French mathematician

Paul Flamant (1892–1940) was a French mathematician, known as the transcriber and editor of Gaston Julia's lectures published in the important monograph Leçons sur les Fonctions Uniformes à Point Singulier Essentiel Isolé (1924). According to Joseph Ritt, "Julia's monograph is probably one of the finest in the Borel collection."

Paul Flamant matriculated in 1913 at the École Normale Supérieure (ENS) as the highest-rated student, but before graduation went to the front in World War I as a second lieutenant in the French army. He was wounded at Charleroi and taken prisoner. He spent almost four years as a prisoner-of-war, then returned to the ENS and passed his agrégation (and was the highest-rated student for that year of examinations). He received his doctorate from the University of Strasbourg in 1924.. His doctoral thesis, Sur une équation différentielle fonctionnelle linéaire (80 pp.), dealt with linear functional differential equations and was supervised at Strasbourg during his recovery from the health effects of his imprisonment. The thesis is available through the Numdam digital archive of French mathematical publications. He became a mathematics professor at the University of Strasbourg but his health was impaired for the rest of his life. At the beginning of World War II, as a captain in the reserves, he was stationed in the damp, cold bunkers of the Maginot Line. His health deteriorated and he soon died.

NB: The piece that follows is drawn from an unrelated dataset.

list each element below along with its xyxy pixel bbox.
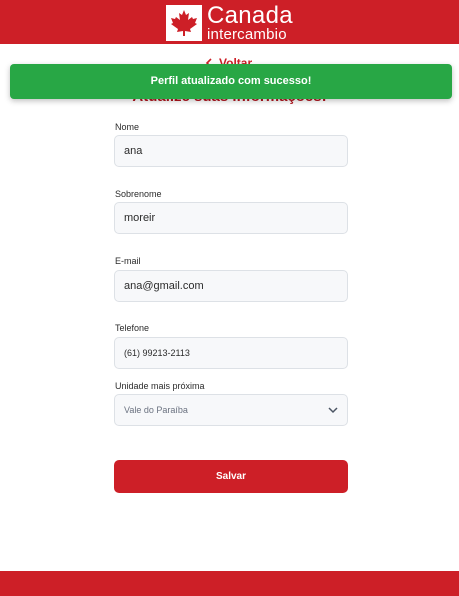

He was an Invited Speaker of the ICM in 1928 in Bologna and in 1936 in Oslo.

==Selected publications==
- "Agrégation des sciences mathématiques (session de 1924)." Nouvelles annales de mathématiques : journal des candidats aux écoles polytechnique et normale, Série 5 : Volume 3 (1924): 342–343.
- "Complément à la note de MH Hildebrandt." Annales de la Société Polonaise de Mathématique T. 5 (1926) (1927).
- "Le développement d’une transmutation linéaire par rapport à la différentiation finie." Rendiconti del Circolo Matematico di Palermo (1884-1940) Volume 54, no. 1 (1930): 371–413.